Of course, a trip to China wouldn’t be complete without visiting the infamous Great Wall. We visited the Mutianyu section of the Great Wall, 70 km northeast of central Beijing. This section is one of the best-preserved parts of the wall. You could climb all the way to the building you see in the top left corner of the photo above, but I only got halfway up.
Last but not least, we also went on a nighttime hutong tour! Hutongs are traditional neighbourhoods in northern Chinese cities like Beijing. They are formed by narrow streets and alleys of residences and shops. The traditional houses are characterised by courtyards. Beijing’s rapid urban development means many hutongs have already been demolished to make way for new roads and buildings. Some of the hutongs in Beijing have now been designated as protected areas to preserve them as heritage sites.
We closed the programme after 11 days of classes with a graduation pizza party and a closing ceremony the next morning.

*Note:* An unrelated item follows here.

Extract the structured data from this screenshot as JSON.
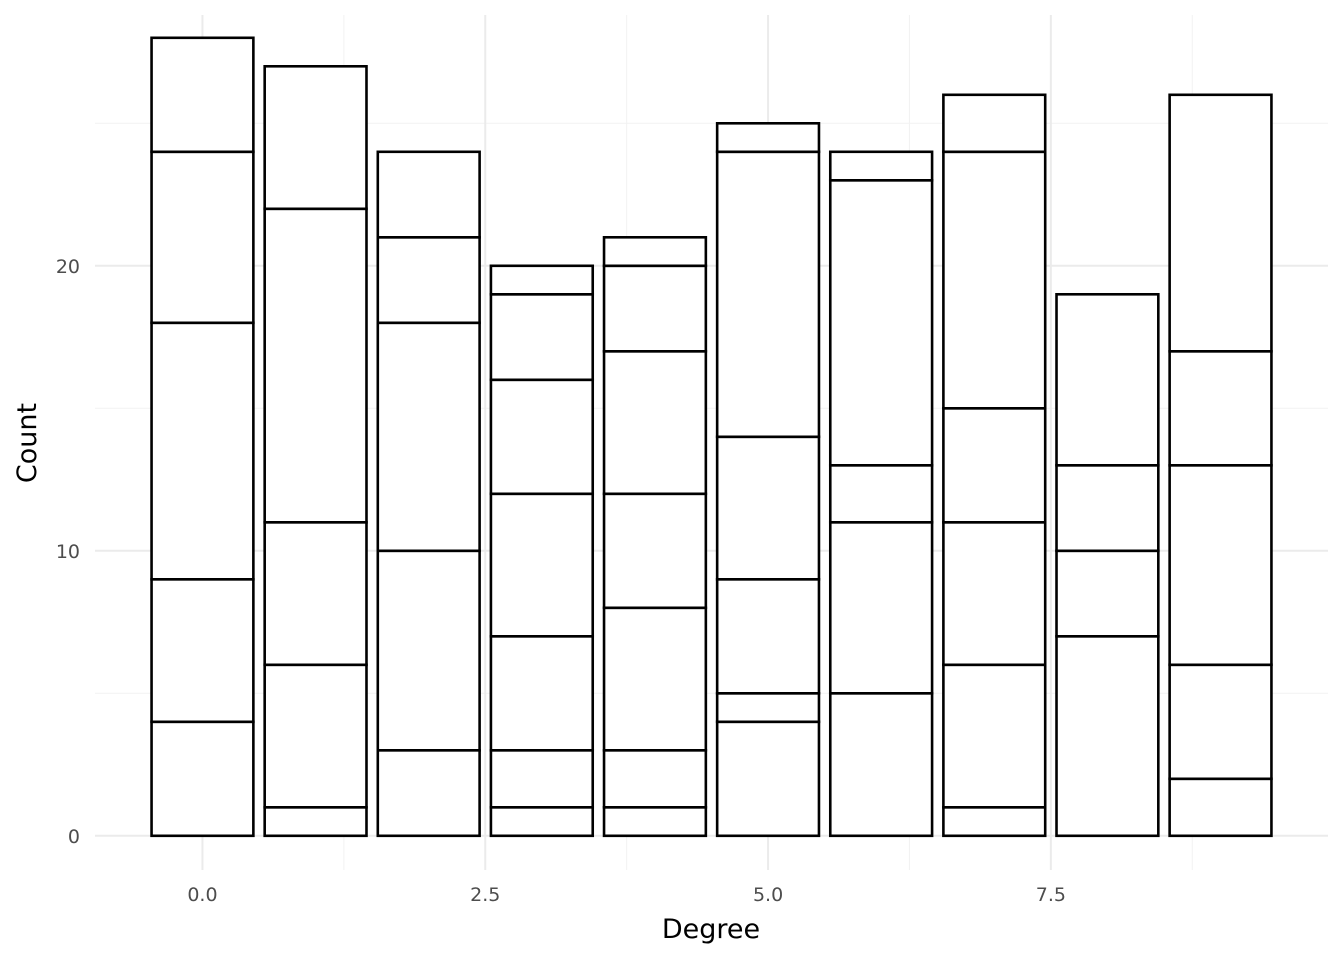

We all signed the scroll and received our certificates. You can see my sister (left) and I signing the scroll as well. I promise I also wrote down the characters of my Chinese name afterwards, but I’m very insecure about my non-existent calligraphy skills, so you won’t get to see it (hehe).
Attending the BNU Summer School may have been the best travel experience of my life! It was an exciting combination of academic development and cultural experience. I honestly believe that when I travel and am exposed to other people’s perspectives, I truly learn the most. I understand summer schools aren’t for everyone, but if you are interested, I really advise you to give it a try. It doesn’t have to be in Beijing necessarily, there are plenty of options out there.